With all the talk about the end of the world coming tomorrow, it makes one think.
If death knocked on your door, and stood waiting at your doorstep with his hand extended…would you be ready? would you regret anything? would you be afraid?
Personally, I’m not afraid of death. I’m not afraid to die, I’m not afraid to take that step forward to leave this world and most likely not even hesitated to ever look back.
Well, do you ever have that feeling of when you wake up that you just wish you were back asleep? To me death is like sleeping. The only difference is that there are no dreams. No second reality where you can live out another version of your life.
No nightmares. No fantasies.
Sounds peaceful to me.
I’m not afraid of death, or of dying. But I am afraid. I’m afraid of missing life. I’m afraid of missing the opportunities to make mistakes and having regrets. I’m afraid of missing the small things that happen during the day that make you smile for no particular reason. I’m afraid of missing both the happiness and the sadness together.
But most of all…I’m afraid that I will not be missed…that I will be the only one missing out.
So I’m living. I’m ready to make a lot of mistakes and wrong turns. I’m ready to break into a dance in the house in my bare feet, to watch a hot air balloon float away into the unknown sky, to stand outside with my tongue out catching the first snowflakes to hit the ground this winter. I’m ready to deal with the good days, full of laughter, happiness, and love. I’m ready to cope through the days where just getting out of bed is the hardest obstacle to conquer; to tackle the demons deep in me and my mind; and to face the downfalls that come from day to day living.

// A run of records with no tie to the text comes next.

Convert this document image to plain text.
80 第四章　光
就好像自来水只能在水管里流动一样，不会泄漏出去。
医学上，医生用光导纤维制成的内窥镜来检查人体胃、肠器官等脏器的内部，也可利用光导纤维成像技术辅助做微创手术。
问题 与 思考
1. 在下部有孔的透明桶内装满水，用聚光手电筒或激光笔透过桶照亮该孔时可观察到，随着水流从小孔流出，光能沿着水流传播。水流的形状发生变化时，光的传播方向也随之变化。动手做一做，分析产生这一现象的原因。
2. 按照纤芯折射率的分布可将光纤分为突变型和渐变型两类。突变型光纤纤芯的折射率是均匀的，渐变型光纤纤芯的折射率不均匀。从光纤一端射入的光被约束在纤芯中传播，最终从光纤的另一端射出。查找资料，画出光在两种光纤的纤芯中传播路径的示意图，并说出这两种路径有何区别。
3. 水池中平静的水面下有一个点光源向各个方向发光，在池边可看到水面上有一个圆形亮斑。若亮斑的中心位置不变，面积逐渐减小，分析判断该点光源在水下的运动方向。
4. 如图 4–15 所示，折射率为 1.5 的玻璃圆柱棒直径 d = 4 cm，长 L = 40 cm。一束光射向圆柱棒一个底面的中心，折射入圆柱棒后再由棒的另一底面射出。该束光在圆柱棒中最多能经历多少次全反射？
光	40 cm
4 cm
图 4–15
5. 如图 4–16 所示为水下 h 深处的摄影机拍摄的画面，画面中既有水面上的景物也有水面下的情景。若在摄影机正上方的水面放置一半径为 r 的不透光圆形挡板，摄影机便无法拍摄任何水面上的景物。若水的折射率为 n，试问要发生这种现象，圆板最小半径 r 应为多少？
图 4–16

Even tho I’m pretty sure the end of the world is not coming. I’m ready.
Because when death does finally come knocking on my door, with his hand reaching out to me waiting on the doorstep. I will take his hand. I will be ready because I know I will be missed and will not be missing out anymore because I lived. I will regret much, but will also know I only have regrets is because I lived. And no, I will not be afraid because I lived.